DER MENSCHENFEIND / SCHAUSPIELHAUS

19/12/19 Dass die Menschen nicht so sind, wie sie sein sollten, ist kein Problem, außer für Alceste. Statt sich zu ändern, erklären sie ihn zum Menschenfeind und er nimmt an. Das Schauspielhaus lässt Molière auf die Bühne.

Von Franz Jäger-Waldau

„Du passt dich an, weil du dazu gehörst.“ Sein Freund Philinte (Simon Jaritz-Rudle) stellt Alceste (Antony Connor) das Paradox der Integration vor. Die ersten zehn Minuten des Stücks vergehen also im Streit. Die Welt stellt Alceste sich selbst in den Weg, aber Alceste weicht der Welt mit Masochismus aus: „Wenn ich verliere, soll mich das freuen“. Seine Welt ist eine Wippe, die mit jeder Hebung eine Senkung hinterlässt, die mit jeder Ungerechtigkeit die fehlende Gerechtigkeit beweist. Die Bühne (Agnes Hamvas) selbst ist bewusst instabil gebaut, der Boden schaukelt, die Wände sind durchsichtige Fadenvorhänge. Wer etwas zu sagen hat, muss sich in Gefahr begeben, damit zu fallen oder aufzusteigen.

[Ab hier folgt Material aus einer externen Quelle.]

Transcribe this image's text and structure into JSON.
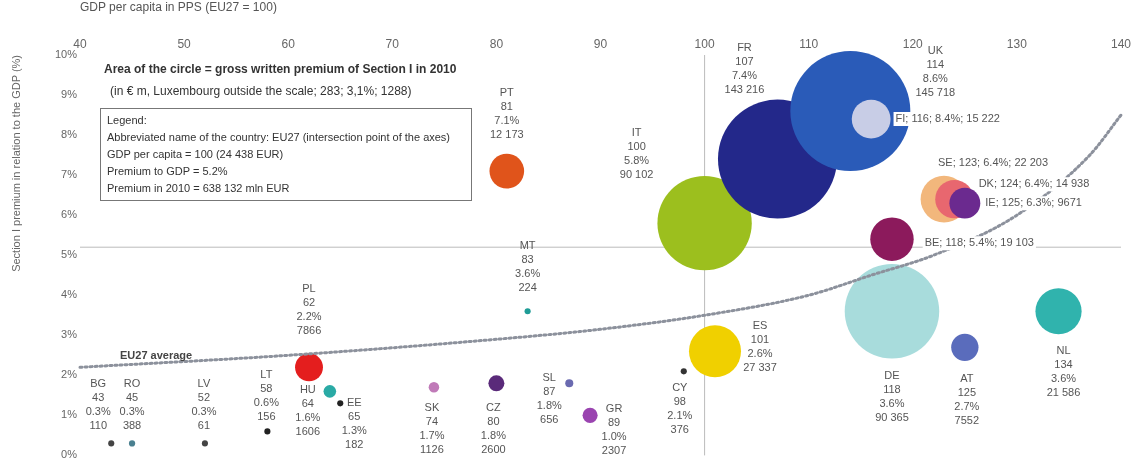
{
  "chart_data": {
    "type": "bubble",
    "xlabel": "GDP per capita in PPS (EU27 = 100)",
    "ylabel": "Section I premium in relation to the GDP (%)",
    "xlim": [
      40,
      140
    ],
    "xticks": [
      40,
      50,
      60,
      70,
      80,
      90,
      100,
      110,
      120,
      130,
      140
    ],
    "ylim": [
      0,
      10
    ],
    "yticks": [
      {
        "value": 0,
        "label": "0%"
      },
      {
        "value": 1,
        "label": "1%"
      },
      {
        "value": 2,
        "label": "2%"
      },
      {
        "value": 3,
        "label": "3%"
      },
      {
        "value": 4,
        "label": "4%"
      },
      {
        "value": 5,
        "label": "5%"
      },
      {
        "value": 6,
        "label": "6%"
      },
      {
        "value": 7,
        "label": "7%"
      },
      {
        "value": 8,
        "label": "8%"
      },
      {
        "value": 9,
        "label": "9%"
      },
      {
        "value": 10,
        "label": "10%"
      }
    ],
    "grid": false,
    "legend": false,
    "ref_lines": [
      {
        "axis": "x",
        "value": 100,
        "color": "#bbbbbb"
      },
      {
        "axis": "y",
        "value": 5.2,
        "color": "#bbbbbb"
      }
    ],
    "annotations": [
      "Area of the circle = gross written premium of Section I in 2010",
      "(in € m, Luxembourg outside the scale;  283;  3,1%;  1288)",
      "Legend:",
      "Abbreviated name of the country: EU27 (intersection point of the axes)",
      "GDP per capita = 100 (24 438 EUR)",
      "Premium to GDP = 5.2%",
      "Premium in 2010 = 638 132 mln EUR"
    ],
    "series": [
      {
        "type": "line",
        "name": "EU27 average",
        "color": "#8c919c",
        "line_style": "dotted",
        "marker": "none",
        "x": [
          40,
          60,
          80,
          90,
          100,
          110,
          116,
          122,
          130,
          137,
          140
        ],
        "values": [
          2.2,
          2.5,
          2.9,
          3.15,
          3.5,
          4.0,
          4.5,
          5.0,
          6.0,
          7.5,
          8.5
        ]
      },
      {
        "type": "bubble",
        "marker": "circle",
        "x": [
          81,
          100,
          107,
          114,
          116,
          123,
          124,
          125,
          118,
          83,
          62,
          101,
          118,
          134,
          125,
          98,
          89,
          87,
          80,
          74,
          65,
          64,
          58,
          52,
          45,
          43
        ],
        "values": [
          7.1,
          5.8,
          7.4,
          8.6,
          8.4,
          6.4,
          6.4,
          6.3,
          5.4,
          3.6,
          2.2,
          2.6,
          3.6,
          3.6,
          2.7,
          2.1,
          1.0,
          1.8,
          1.8,
          1.7,
          1.3,
          1.6,
          0.6,
          0.3,
          0.3,
          0.3
        ],
        "sizes": [
          0.0835,
          0.618,
          0.983,
          1,
          0.1045,
          0.152,
          0.1025,
          0.0664,
          0.131,
          0.0026,
          0.054,
          0.188,
          0.62,
          0.148,
          0.0518,
          0.0026,
          0.0158,
          0.0045,
          0.0178,
          0.0077,
          0.0026,
          0.011,
          0.0026,
          0.0026,
          0.0027,
          0.0026
        ],
        "colors": [
          "#e0541b",
          "#9cbf1e",
          "#23288a",
          "#2a5bb8",
          "#c8cde6",
          "#f2b77c",
          "#e8676f",
          "#6b2a8f",
          "#8c1a5c",
          "#1f9c96",
          "#e41e1e",
          "#f0d000",
          "#a8dcdc",
          "#30b3ad",
          "#5a6cbc",
          "#333333",
          "#9a44b0",
          "#6a6ab0",
          "#5a2a7a",
          "#c07ab8",
          "#222222",
          "#2aaaa5",
          "#222222",
          "#444444",
          "#4a8090",
          "#444444"
        ],
        "value_labels": [
          "PT\n81\n7.1%\n12 173",
          "IT\n100\n5.8%\n90 102",
          "FR\n107\n7.4%\n143 216",
          "UK\n114\n8.6%\n145 718",
          "FI; 116; 8.4%; 15 222",
          "SE; 123; 6.4%; 22 203",
          "DK; 124; 6.4%; 14 938",
          "IE; 125; 6.3%; 9671",
          "BE; 118; 5.4%; 19 103",
          "MT\n83\n3.6%\n224",
          "PL\n62\n2.2%\n7866",
          "ES\n101\n2.6%\n27 337",
          "DE\n118\n3.6%\n90 365",
          "NL\n134\n3.6%\n21 586",
          "AT\n125\n2.7%\n7552",
          "CY\n98\n2.1%\n376",
          "GR\n89\n1.0%\n2307",
          "SL\n87\n1.8%\n656",
          "CZ\n80\n1.8%\n2600",
          "SK\n74\n1.7%\n1126",
          "EE\n65\n1.3%\n182",
          "HU\n64\n1.6%\n1606",
          "LT\n58\n0.6%\n156",
          "LV\n52\n0.3%\n61",
          "RO\n45\n0.3%\n388",
          "BG\n43\n0.3%\n110"
        ]
      }
    ]
  }
}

Das Barock ist schwierig genug ohne Moral, aber Alceste hört nicht damit auf. Die Schwäche seines Menschenhasses ist die Liebe. Célimène (Kristina Kahlert) verkörpert alles Unmoralische, aber er vergibt ihr – und beschuldigt seine Zeit. Molière ist zweifellos das Beste an diesem Stück.

Molières 17. Jahrhundert ist schon länger vorbei, aber wirkt tot lebendiger, als mit modernen Mitteln wiederbelebt. Vor allem, wenn diese Mittel selbst seit gut zwanzig Jahren tot sein sollten. Ein Sonett wird nicht skandiert, sondern wird (von Bülent Özdil mit aller möglichen Demut) gerappt. Denn Rap gibt es im Barock nicht, Rap war am Anfang des Jahrtausends kurz modern. Außerdem macht er dabei Selfies, denn Menschen machen heute Selfies, also macht er Selfies. Und jemand sagt wieder „Ibiza“, also wird gelacht, damit niemand anderer Meinung ist.

Die ruhig gesprochenen Dialoge zwischen Figuren sind von Regisseur Peter Raffalt dramaturgisch vorbildlich angelegt. In ihren kann auf die Feinheiten von Molières Sprache und die von barocken Dramen vorausgesetzte Improvisation geachtet werden. Leider sind sie selten. „Es war zu viel Geschrei“, sagt ein Zuschauer zum anderen in der Pause. Zuerst schreien Figuren gegen einander, dann gegen die Musik. Ihre Worte verlieren dabei die Sprache, was nur geschrien Bedeutung hat, hat nur die Bedeutung von Geschrei. Und ja, Techno im Theater ist auch immer so ein Ding. Es ist laut , jemand tanzt und man sitzt da.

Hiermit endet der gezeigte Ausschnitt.